Week-ends, le quatrième film d’Anne Villacèque est sorti en semaine. Un film dramatique français au titre évocateur, tel qu’on aime les moquer dans les médias. Un film intello diraient certains, je dirais un film intelligent.
Christine (Karin Viard)et Jean (Jacques Gamblin), d’un côté, et Sylvette (Noémie Lvovsky) et Ulrich (Ulrich Tukur), de l’autre, forment les deux faces d’une même médaille. Les deux couples, qui se sont rencontrés dans les années 80, ne se sont plus quittés. Et tous les week-ends, ils se retrouvent dans leurs deux maisons qui se font faces, dans la campagne normande. Leur vie, réglée comme du papier à musique, est bouleversée par une fausse note : un matin, Jean quitte Christine. Sans trop d’explications, il veut « vivre ailleurs ». Les rapports changent alors imperceptiblement entre Christine et ses deux amis de toujours, qui doivent concilier l’amitié intacte qu’il porte à Jean, et leur envie d’adoucir la tristesse de leur copine. Ulrich, certainement marxiste, propose à Christine, de faire « du passé, table rase ».
Week-ends, c’est un peu la douceur de vivre. C’est l’espérance d’un grand nombre, de pouvoir s’établir loin des villes, loin de leur folie. Ne serait-ce que pendant les congés ou les repos. Mais c’est aussi une illusion, car un rien peut faire s’étioler le rêve. Et puis, après tout, c’est aussi, dans le calme, l’occasion de réfléchir sur sa propre existence. Paradoxalement, la villégiature permet de se retrouver face à soi-même aussi sûrement que le travail peut aliéner. Et de là, de terribles constats peuvent surgir. C’est un peu ce qui arrive à Jean, qui se réveille un matin pour fuir ses responsabilités, vit un temps l’illusion de sa jeunesse perdue auprès d’une autre femme, pour finalement, revenir en arrière, dans un autre mirage. Jean n’est pas un mauvais type, Jean est un type perdu, qui réalise qu’il n’a jamais vraiment eu d’amis, et qui, dans sa solitude, affronte des tourments qui hante tous les mortels. Jacques Gamblin, pourtant rude gaillard, se retrouve ainsi, nu, dans la cuisine de ses amis, observant la nuit à travers les carreaux embués, sanglotant et implorant Ulrich de le serrer dans ses bras. Il y a ceux qui nient l’inéluctable, comme Ulrich, et ceux qui ne le supportent pas, comme Jean. Week-ends, au rythme des saisons, nous ramène à notre condition funeste. Nul ne peut échapper à cette vie qui s’écoule lentement entre nos doigts, et que nous berçons d’illusions. Cependant, tels Sylvette et Ulrich, qui écoutent un soir à leur fenêtre Jean jouer la Casta Diva de l’opéra Norma de Bellini, on doit apprécier la beauté de chaque instant. Celle-ci réconforte toujours les cœurs sensibles et mélancoliques. Pendant ce temps, leurs enfants vivent l’innocence de ne pas connaître, encore, ces angoisses que l’on acquit trop vite en vieillissant. Faisant de l’enfance, ce court moment d’éternité où la mort n’existe pas. Charlotte (Iliana Zabeth), la fille d’Ulrich et Sylvette, incarne cette insouciance perdue.

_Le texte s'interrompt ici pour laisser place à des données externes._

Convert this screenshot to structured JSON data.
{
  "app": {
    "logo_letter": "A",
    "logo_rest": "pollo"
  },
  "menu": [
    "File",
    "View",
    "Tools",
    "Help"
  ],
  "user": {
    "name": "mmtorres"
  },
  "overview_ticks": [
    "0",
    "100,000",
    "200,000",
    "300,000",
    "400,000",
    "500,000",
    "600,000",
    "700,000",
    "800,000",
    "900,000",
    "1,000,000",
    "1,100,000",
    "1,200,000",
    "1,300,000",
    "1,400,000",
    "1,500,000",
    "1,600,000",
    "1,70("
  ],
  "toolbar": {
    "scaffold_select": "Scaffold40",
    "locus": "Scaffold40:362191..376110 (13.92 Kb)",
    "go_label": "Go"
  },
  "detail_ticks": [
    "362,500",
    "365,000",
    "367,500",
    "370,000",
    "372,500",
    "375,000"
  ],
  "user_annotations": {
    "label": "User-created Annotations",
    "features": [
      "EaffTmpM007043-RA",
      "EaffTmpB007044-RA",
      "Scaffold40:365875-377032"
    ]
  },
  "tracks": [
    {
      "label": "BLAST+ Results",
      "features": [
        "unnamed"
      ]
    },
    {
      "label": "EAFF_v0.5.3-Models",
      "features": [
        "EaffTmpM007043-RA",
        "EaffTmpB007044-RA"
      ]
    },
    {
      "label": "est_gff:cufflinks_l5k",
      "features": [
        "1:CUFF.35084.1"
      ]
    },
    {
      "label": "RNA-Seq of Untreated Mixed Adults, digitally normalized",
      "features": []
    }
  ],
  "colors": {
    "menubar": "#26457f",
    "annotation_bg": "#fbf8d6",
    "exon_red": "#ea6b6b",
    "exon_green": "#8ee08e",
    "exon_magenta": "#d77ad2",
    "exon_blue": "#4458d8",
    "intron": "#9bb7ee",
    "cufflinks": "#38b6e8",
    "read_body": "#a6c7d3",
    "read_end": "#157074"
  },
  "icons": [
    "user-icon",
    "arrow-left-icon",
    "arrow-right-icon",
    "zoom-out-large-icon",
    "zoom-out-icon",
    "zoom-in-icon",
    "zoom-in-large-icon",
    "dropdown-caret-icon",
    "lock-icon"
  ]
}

Week-ends, est une œuvre sensible, illuminée par la froide lumière normande. Des scènes de la vie, simples certes, mais qui en sont l’essence même. Ce cinéma-là a été beaucoup décrié ces dernières années. C’est pourtant, le genre qui se rapproche le plus de nos poètes et le plus fidèle à son grand-frère, le théâtre. Le dénigrer, c’est souvent faire preuve d’insensibilité. Vouloir sa fin, pour des copies de copies formatées, c’est vouloir un cinéma dénué d’amour. Ce cinéma français-là, n’est peut-être pas fabriqué pour battre toutes les audiences, mais je suis convaincu qu’il ne peut pas, ne pas parler au cœur des Hommes.